第5章 Danger zone(3)
「ど、どうせ、しの…いえ、お嬢様を誘拐した時点で、僕の罪なんか決定してますから」
そう遠野が言ったとたんに、ウルフが眉を寄せた。
「何? お前、お嬢様を誘拐したの?」
にらまれて、遠野が小さくなる。
「は、はい…」
「どうやって」
「ナ、ナイフで脅して…自転車に乗せて」
「自転車~っ?!」
ウルフが大声で叫び、晃の目が丸くなる。
あ~しまった。言わなくてもいいことを言ってくれたわ。
「一体全体、自転車使う誘拐犯なんて、どこにいるんだよっ」
「く、車…持ってないんです…」
「いや、そういう問題じゃないだろ」
「呆れました。それに付いていったんですか? お嬢様は」
晃が大きなため息をついた。
何も言い返せなくて、遠野と二人で思わず小さくなる。
「だ、だって、しょうがないわよね?」
「は、はい」
晃とウルフが睨んでくる。
「あ~。茶番だ。こんな茶番に俺、つき合わされてるわけ?」
ウルフが言えば、晃ももう一度大きなため息をついた。
思わず私は立ち上がる。
「茶番だって、なんだっていいでしょっ! やるって言ったんだからやりなさいよ!」
三人の男の目がぎょっとして私に釘付けになった。
仁王立ちで三人を睨みつける。
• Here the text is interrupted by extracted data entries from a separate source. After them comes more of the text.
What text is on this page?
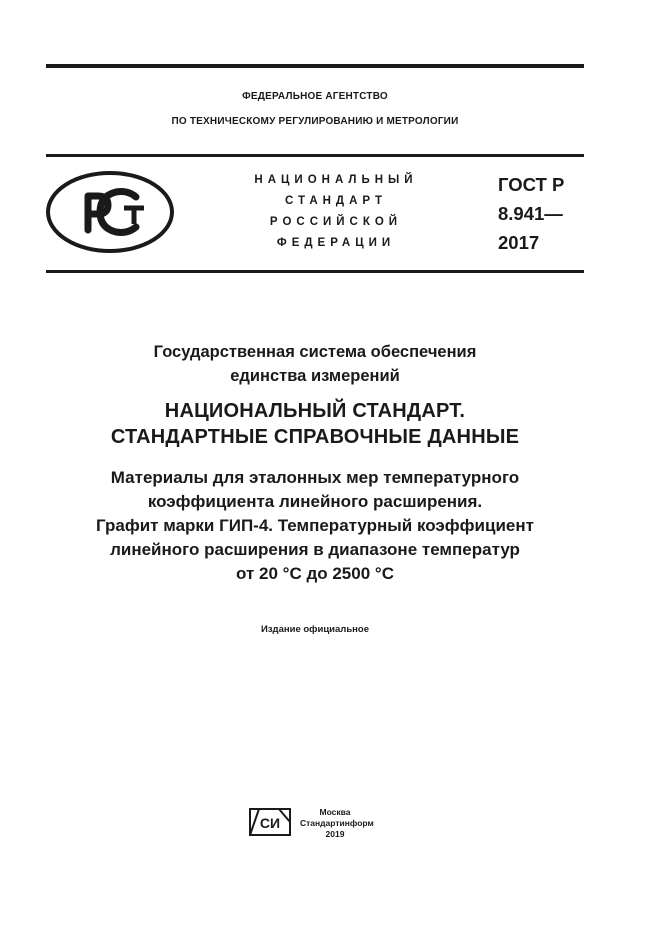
ФЕДЕРАЛЬНОЕ АГЕНТСТВО
ПО ТЕХНИЧЕСКОМУ РЕГУЛИРОВАНИЮ И МЕТРОЛОГИИ
НАЦИОНАЛЬНЫЙ
СТАНДАРТ
РОССИЙСКОЙ
ФЕДЕРАЦИИ
ГОСТ Р
8.941—
2017
Государственная система обеспечения
единства измерений
НАЦИОНАЛЬНЫЙ СТАНДАРТ.
СТАНДАРТНЫЕ СПРАВОЧНЫЕ ДАННЫЕ
Материалы для эталонных мер температурного
коэффициента линейного расширения.
Графит марки ГИП-4. Температурный коэффициент
линейного расширения в диапазоне температур
от 20 °С до 2500 °С
Издание официальное
СИ
Москва
Стандартинформ
2019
力をこめて一生懸命。
ちょっとだけ涙が出そうになって声が震えたことには、皆気づかなかったと思いたい。
「ここまで来たんだから。ここまでやったんだからね。最後まで付き合ってよ」
皆無言。
無言が怖い。
最初に立ち上がったのは遠野だった。
「ぼ、僕はやりますよ。さ、最初は僕ですから」
そう言ったとたんに、はぁっと大きなため息が聞こえる。
「仕方ねぇな。付き合ってやるよ。それに俺がいねぇと、お譲ちゃんは困るんだろ?」
ウルフが茶髪に金色のメッシュの髪をかきあげる。
思わず私は晃を見た。
「晃…」
弱気な声を私が出せば、晃は私を見てにやりと嗤った。
「お嬢様、どうぞご命令を」
思わず私も晃を真似てにやりと嗤う。どうかな。できていたかな。